Avez-vous jamais entendu parler du beghrir radioactif ? Le beghrir, on connaît, c’est cette délicieuse spécialité maghrébine qu’on déguste dégoulinante de miel. On appelle ça aussi la crêpe à mille trous, encore que ce soit très exagéré : amusez-vous à compter les petits trous à la surface d’un beghrir, il n’y en a jamais plus d’une petite centaine. Mais on s’égare. Si on est là à parler cuisine, c’est à cause d’une avancée médicale en Europe et plus spécialement dans un hôpital de Bruxelles. Celui-ci a pris l’habitude de confectionner des crêpes radioactives pour faciliter certains examens médicaux. Bien entendu, le patient est au courant, il dévore la crêpe et bientôt les médecins peuvent suivre le trajet de l’aliment dans son corps grâce à la radioactivité. On n’arrête pas le progrès, ni la crêpe. Mais voilà que l’hôpital se heurte à un fait culturel de première importance : près de 20 % de ses clients ne sont pas belges de souche. La crêpe belge traditionnelle, surtout si elle contient de la graisse de porc ou carrément du lard, ça ne leur dit rien. Ça ne passe pas, en d’autres termes, et le radium reste coincé sous la luette. Qu’à cela ne tienne, dit l’administrateur de l’hôpital : on leur donnera ce qu’ils aiment. Pour les Maghrébins, le cuisinier de l’hôpital reçoit pour consigne de confectionner des beghrir. Il se procure un livre de cuisine, l’étudie attentivement et se met à produire des beghrir radioactifs tout à fait honorables mais souffrant d’un défaut rédhibitoire : ils ne comportent aucun trou.
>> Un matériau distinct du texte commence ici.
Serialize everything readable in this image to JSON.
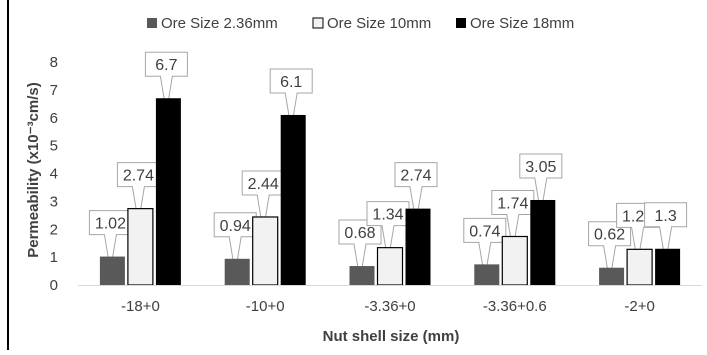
{
  "chart_data": {
    "type": "bar",
    "title": "",
    "xlabel": "Nut shell size (mm)",
    "ylabel": "Permeability (x10⁻³cm/s)",
    "ylim": [
      0,
      8
    ],
    "yticks": [
      0,
      1,
      2,
      3,
      4,
      5,
      6,
      7,
      8
    ],
    "grid": false,
    "legend_position": "top",
    "categories": [
      "-18+0",
      "-10+0",
      "-3.36+0",
      "-3.36+0.6",
      "-2+0"
    ],
    "series": [
      {
        "name": "Ore Size 2.36mm",
        "color": "#595959",
        "values": [
          1.02,
          0.94,
          0.68,
          0.74,
          0.62
        ],
        "labels": [
          "1.02",
          "0.94",
          "0.68",
          "0.74",
          "0.62"
        ]
      },
      {
        "name": "Ore Size 10mm",
        "color": "#f2f2f2",
        "values": [
          2.74,
          2.44,
          1.34,
          1.74,
          1.28
        ],
        "labels": [
          "2.74",
          "2.44",
          "1.34",
          "1.74",
          "1.28"
        ]
      },
      {
        "name": "Ore Size 18mm",
        "color": "#000000",
        "values": [
          6.7,
          6.1,
          2.74,
          3.05,
          1.3
        ],
        "labels": [
          "6.7",
          "6.1",
          "2.74",
          "3.05",
          "1.3"
        ]
      }
    ]
  }
}
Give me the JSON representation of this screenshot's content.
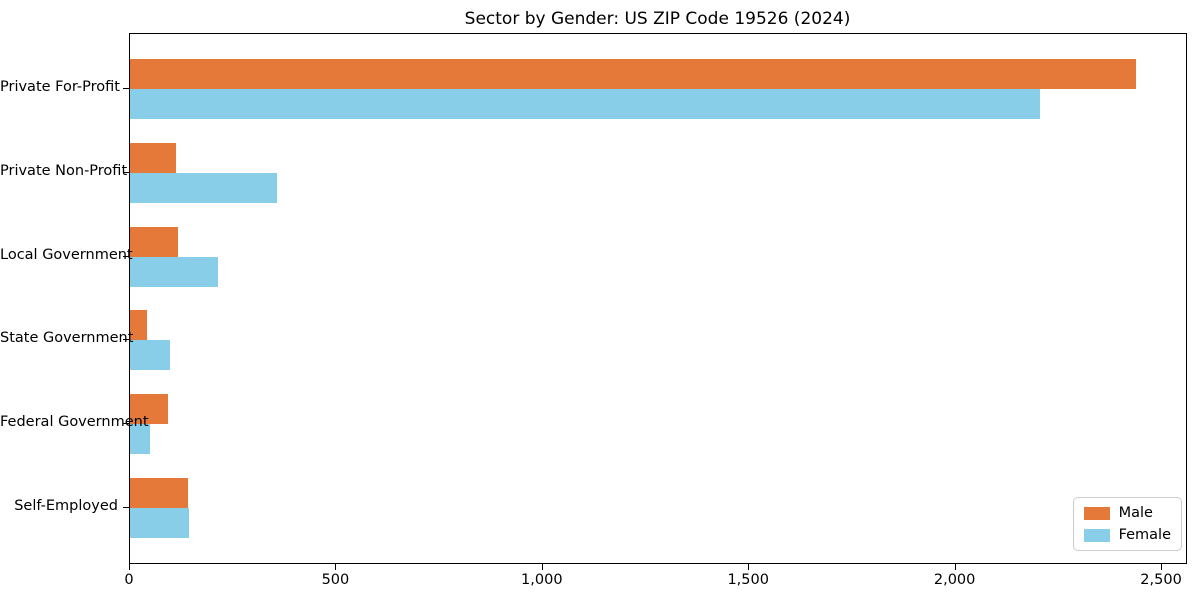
{
  "chart_data": {
    "type": "bar",
    "orientation": "horizontal",
    "title": "Sector by Gender: US ZIP Code 19526 (2024)",
    "categories": [
      "Private For-Profit",
      "Private Non-Profit",
      "Local Government",
      "State Government",
      "Federal Government",
      "Self-Employed"
    ],
    "series": [
      {
        "name": "Male",
        "color": "#e5793a",
        "values": [
          2437,
          111,
          116,
          41,
          91,
          140
        ]
      },
      {
        "name": "Female",
        "color": "#89cee8",
        "values": [
          2205,
          357,
          212,
          96,
          48,
          142
        ]
      }
    ],
    "xlabel": "",
    "ylabel": "",
    "xlim": [
      0,
      2558
    ],
    "xticks": [
      0,
      500,
      1000,
      1500,
      2000,
      2500
    ],
    "xtick_labels": [
      "0",
      "500",
      "1,000",
      "1,500",
      "2,000",
      "2,500"
    ],
    "grid": false,
    "legend_position": "lower right",
    "colors": {
      "male": "#e5793a",
      "female": "#89cee8",
      "axis": "#000000",
      "legend_border": "#cccccc"
    }
  }
}
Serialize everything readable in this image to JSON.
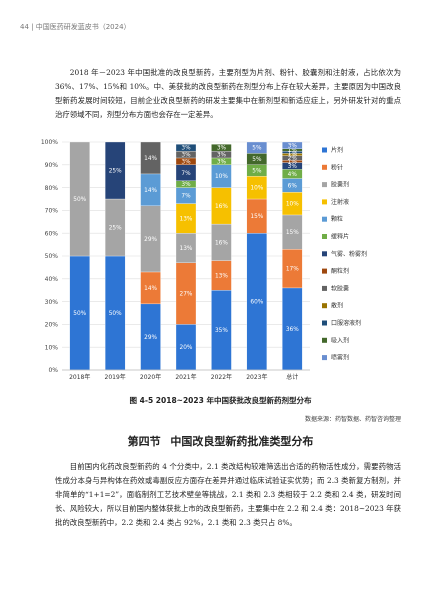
{
  "header": {
    "text": "44 | 中国医药研发蓝皮书（2024）"
  },
  "paragraph1": "2018 年－2023 年中国批准的改良型新药，主要剂型为片剂、粉针、胶囊剂和注射液，占比依次为 36%、17%、15%和 10%。中、美获批的改良型新药在剂型分布上存在较大差异，主要原因为中国改良型新药发展时间较短，目前企业改良型新药的研发主要集中在新剂型和新适应症上，另外研发针对的重点治疗领域不同，剂型分布方面也会存在一定差异。",
  "figure": {
    "caption": "图 4-5 2018~2023 年中国获批改良型新药剂型分布",
    "source": "数据来源：药智数据、药智咨询整理"
  },
  "section": {
    "number": "第四节",
    "title": "中国改良型新药批准类型分布"
  },
  "paragraph2": "目前国内化药改良型新药的 4 个分类中，2.1 类改结构较难筛选出合适的药物活性成分，需要药物活性成分本身与异构体在药效或毒副反应方面存在差异并通过临床试验证实优势；而 2.3 类新复方制剂，并非简单的“1+1=2”，面临制剂工艺技术壁垒等挑战，2.1 类和 2.3 类相较于 2.2 类和 2.4 类，研发时间长、风险较大，所以目前国内整体获批上市的改良型新药，主要集中在 2.2 和 2.4 类：2018~2023 年获批的改良型新药中，2.2 类和 2.4 类占 92%，2.1 类和 2.3 类只占 8%。",
  "colors": {
    "片剂": "#2E75D4",
    "粉针": "#EC7A37",
    "胶囊剂": "#A5A5A5",
    "注射液": "#F6C000",
    "颗粒": "#5B9BD5",
    "缓释片": "#70AD47",
    "气雾、粉雾剂": "#264478",
    "酮粒剂": "#9E480E",
    "软胶囊": "#636363",
    "散剂": "#997300",
    "口服溶液剂": "#1F4E79",
    "吸入剂": "#43682B",
    "喷雾剂": "#698ED0"
  },
  "chart_data": {
    "type": "bar",
    "stacked": true,
    "normalized": true,
    "categories": [
      "2018年",
      "2019年",
      "2020年",
      "2021年",
      "2022年",
      "2023年",
      "总计"
    ],
    "ylim": [
      0,
      100
    ],
    "yticks": [
      "0%",
      "10%",
      "20%",
      "30%",
      "40%",
      "50%",
      "60%",
      "70%",
      "80%",
      "90%",
      "100%"
    ],
    "legend_position": "right",
    "series": [
      {
        "name": "片剂",
        "values": [
          50,
          50,
          29,
          20,
          35,
          60,
          36
        ],
        "labels": [
          "50%",
          "50%",
          "29%",
          "20%",
          "35%",
          "60%",
          "36%"
        ]
      },
      {
        "name": "粉针",
        "values": [
          0,
          0,
          14,
          27,
          13,
          15,
          17
        ],
        "labels": [
          "",
          "",
          "14%",
          "27%",
          "13%",
          "15%",
          "17%"
        ]
      },
      {
        "name": "胶囊剂",
        "values": [
          50,
          25,
          29,
          13,
          16,
          0,
          15
        ],
        "labels": [
          "50%",
          "25%",
          "29%",
          "13%",
          "16%",
          "",
          "15%"
        ]
      },
      {
        "name": "注射液",
        "values": [
          0,
          0,
          0,
          13,
          16,
          10,
          10
        ],
        "labels": [
          "",
          "",
          "",
          "13%",
          "16%",
          "10%",
          "10%"
        ]
      },
      {
        "name": "颗粒",
        "values": [
          0,
          0,
          14,
          7,
          10,
          0,
          6
        ],
        "labels": [
          "",
          "",
          "14%",
          "7%",
          "10%",
          "",
          "6%"
        ]
      },
      {
        "name": "缓释片",
        "values": [
          0,
          0,
          0,
          3,
          3,
          5,
          4
        ],
        "labels": [
          "",
          "",
          "",
          "3%",
          "3%",
          "5%",
          "4%"
        ]
      },
      {
        "name": "气雾、粉雾剂",
        "values": [
          0,
          25,
          0,
          7,
          0,
          0,
          3
        ],
        "labels": [
          "",
          "25%",
          "",
          "7%",
          "",
          "",
          "3%"
        ]
      },
      {
        "name": "酮粒剂",
        "values": [
          0,
          0,
          0,
          3,
          0,
          0,
          1
        ],
        "labels": [
          "",
          "",
          "",
          "3%",
          "",
          "",
          "1%"
        ]
      },
      {
        "name": "软胶囊",
        "values": [
          0,
          0,
          14,
          3,
          3,
          0,
          2
        ],
        "labels": [
          "",
          "",
          "14%",
          "3%",
          "3%",
          "",
          "2%"
        ]
      },
      {
        "name": "散剂",
        "values": [
          0,
          0,
          0,
          0,
          0,
          0,
          1
        ],
        "labels": [
          "",
          "",
          "",
          "",
          "",
          "",
          "1%"
        ]
      },
      {
        "name": "口服溶液剂",
        "values": [
          0,
          0,
          0,
          3,
          0,
          0,
          1
        ],
        "labels": [
          "",
          "",
          "",
          "3%",
          "",
          "",
          "1%"
        ]
      },
      {
        "name": "吸入剂",
        "values": [
          0,
          0,
          0,
          0,
          3,
          5,
          1
        ],
        "labels": [
          "",
          "",
          "",
          "",
          "3%",
          "5%",
          "1%"
        ]
      },
      {
        "name": "喷雾剂",
        "values": [
          0,
          0,
          0,
          0,
          0,
          5,
          3
        ],
        "labels": [
          "",
          "",
          "",
          "",
          "",
          "5%",
          "3%"
        ]
      }
    ]
  }
}
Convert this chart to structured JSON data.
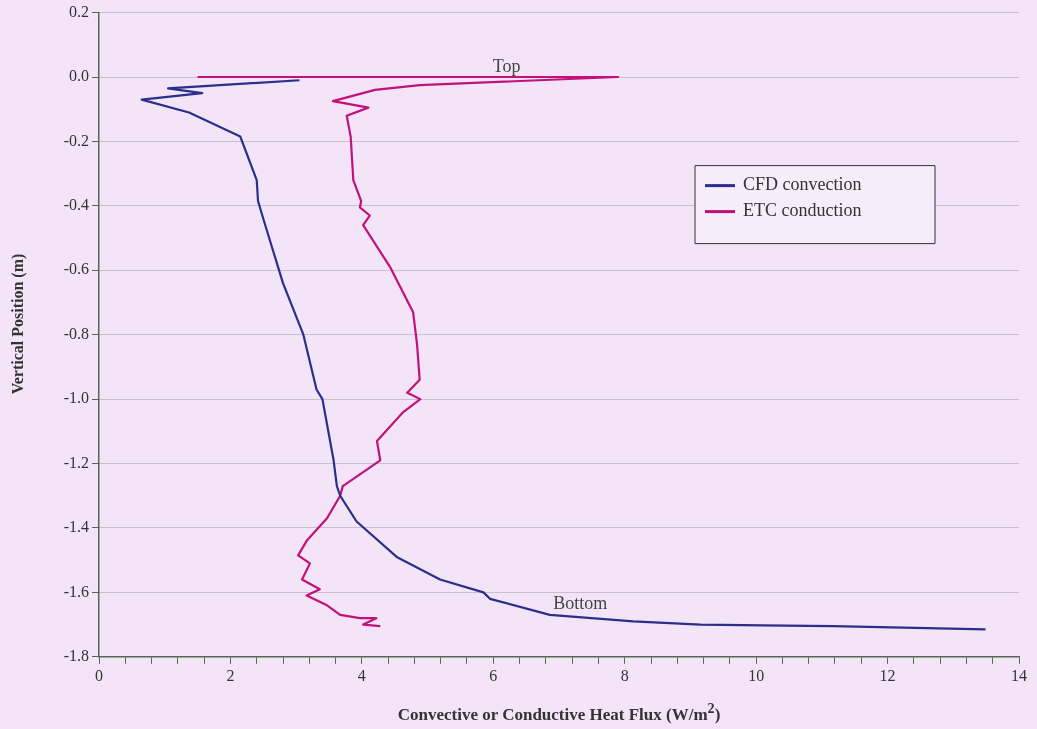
{
  "chart_data": {
    "type": "line",
    "xlabel": "Convective or Conductive Heat Flux (W/m$^{2}$)",
    "ylabel": "Vertical Position (m)",
    "xlim": [
      0,
      14
    ],
    "ylim": [
      -1.8,
      0.2
    ],
    "xticks": [
      0,
      {
        "value": 0.4,
        "label": null
      },
      {
        "value": 0.8,
        "label": null
      },
      {
        "value": 1.2,
        "label": null
      },
      {
        "value": 1.6,
        "label": null
      },
      2,
      {
        "value": 2.4,
        "label": null
      },
      {
        "value": 2.8,
        "label": null
      },
      {
        "value": 3.2,
        "label": null
      },
      {
        "value": 3.6,
        "label": null
      },
      4,
      {
        "value": 4.4,
        "label": null
      },
      {
        "value": 4.8,
        "label": null
      },
      {
        "value": 5.2,
        "label": null
      },
      {
        "value": 5.6,
        "label": null
      },
      6,
      {
        "value": 6.4,
        "label": null
      },
      {
        "value": 6.8,
        "label": null
      },
      {
        "value": 7.2,
        "label": null
      },
      {
        "value": 7.6,
        "label": null
      },
      8,
      {
        "value": 8.4,
        "label": null
      },
      {
        "value": 8.8,
        "label": null
      },
      {
        "value": 9.2,
        "label": null
      },
      {
        "value": 9.6,
        "label": null
      },
      10,
      {
        "value": 10.4,
        "label": null
      },
      {
        "value": 10.8,
        "label": null
      },
      {
        "value": 11.2,
        "label": null
      },
      {
        "value": 11.6,
        "label": null
      },
      12,
      {
        "value": 12.4,
        "label": null
      },
      {
        "value": 12.8,
        "label": null
      },
      {
        "value": 13.2,
        "label": null
      },
      {
        "value": 13.6,
        "label": null
      },
      14
    ],
    "yticks": [
      {
        "value": 0.2,
        "label": "0.2"
      },
      {
        "value": 0,
        "label": "0.0"
      },
      {
        "value": -0.2,
        "label": "-0.2"
      },
      {
        "value": -0.4,
        "label": "-0.4"
      },
      {
        "value": -0.6,
        "label": "-0.6"
      },
      {
        "value": -0.8,
        "label": "-0.8"
      },
      {
        "value": -1,
        "label": "-1.0"
      },
      {
        "value": -1.2,
        "label": "-1.2"
      },
      {
        "value": -1.4,
        "label": "-1.4"
      },
      {
        "value": -1.6,
        "label": "-1.6"
      },
      {
        "value": -1.8,
        "label": "-1.8"
      }
    ],
    "grid": "y",
    "legend": "top right",
    "marker": "none",
    "line_style": "solid",
    "series": [
      {
        "name": "CFD convection",
        "color": "#2b2f8c",
        "x": [
          3.05,
          1.05,
          1.57,
          0.65,
          1.37,
          2.15,
          2.4,
          2.42,
          2.5,
          2.8,
          3.11,
          3.31,
          3.4,
          3.57,
          3.62,
          3.67,
          3.92,
          4.53,
          5.19,
          5.85,
          5.95,
          6.86,
          8.13,
          9.15,
          11.17,
          13.49
        ],
        "values": [
          -0.01,
          -0.035,
          -0.05,
          -0.07,
          -0.11,
          -0.185,
          -0.32,
          -0.385,
          -0.44,
          -0.64,
          -0.8,
          -0.97,
          -1.0,
          -1.19,
          -1.27,
          -1.3,
          -1.38,
          -1.49,
          -1.56,
          -1.6,
          -1.62,
          -1.67,
          -1.69,
          -1.7,
          -1.705,
          -1.715
        ]
      },
      {
        "name": "ETC conduction",
        "color": "#c0127a",
        "x": [
          1.5,
          7.9,
          4.88,
          4.2,
          3.56,
          4.1,
          3.77,
          3.83,
          3.87,
          3.99,
          3.97,
          4.12,
          4.02,
          4.43,
          4.78,
          4.84,
          4.88,
          4.69,
          4.89,
          4.63,
          4.23,
          4.28,
          3.71,
          3.67,
          3.47,
          3.16,
          3.03,
          3.21,
          3.09,
          3.36,
          3.16,
          3.47,
          3.67,
          3.97,
          4.22,
          4.02,
          4.28
        ],
        "values": [
          0.0,
          0.0,
          -0.025,
          -0.04,
          -0.075,
          -0.095,
          -0.12,
          -0.185,
          -0.32,
          -0.385,
          -0.405,
          -0.43,
          -0.46,
          -0.59,
          -0.73,
          -0.83,
          -0.94,
          -0.98,
          -1.0,
          -1.04,
          -1.13,
          -1.19,
          -1.27,
          -1.3,
          -1.37,
          -1.44,
          -1.485,
          -1.51,
          -1.56,
          -1.59,
          -1.61,
          -1.64,
          -1.67,
          -1.68,
          -1.68,
          -1.7,
          -1.705
        ]
      }
    ],
    "annotations": [
      "Top",
      "Bottom"
    ]
  }
}
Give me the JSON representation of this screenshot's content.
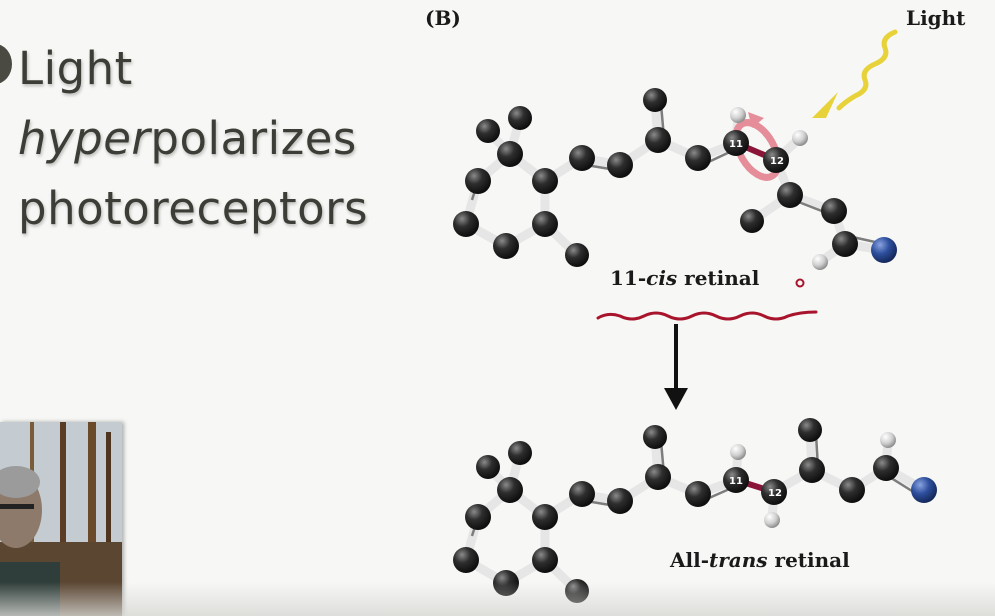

Le maître queux a beau faire, impossible de grêler la crêpe supposée à mille trous, qui se transforme en crêpe lisse, étale, opaque, tout ce qu’on veut sauf ce que les patients connaissent depuis l’enfance. Ceux-ci redoublent de méfiance et refusent d’ingérer le truc qui leur semble être fait de plastique. Le cuisinier jette sa toque par terre, la piétine de rage et affirme que ce maudit beghrir fait autant intervenir la magie que l’art culinaire. Tant et si bien que l’administration décide d’embaucher une matrone d’origine marocaine uniquement chargée de préparer des beghrir, à la grande joie des patients nord-africains. On peut rire de cette histoire, mais il faut quand même admirer le pragmatisme et la largeur de vue de l’hôpital belge. Et surtout, le beghrir radioactif, c’est un bel exemple de coopération entre les cultures, ce qui nous change du sinistre clash des civilisations…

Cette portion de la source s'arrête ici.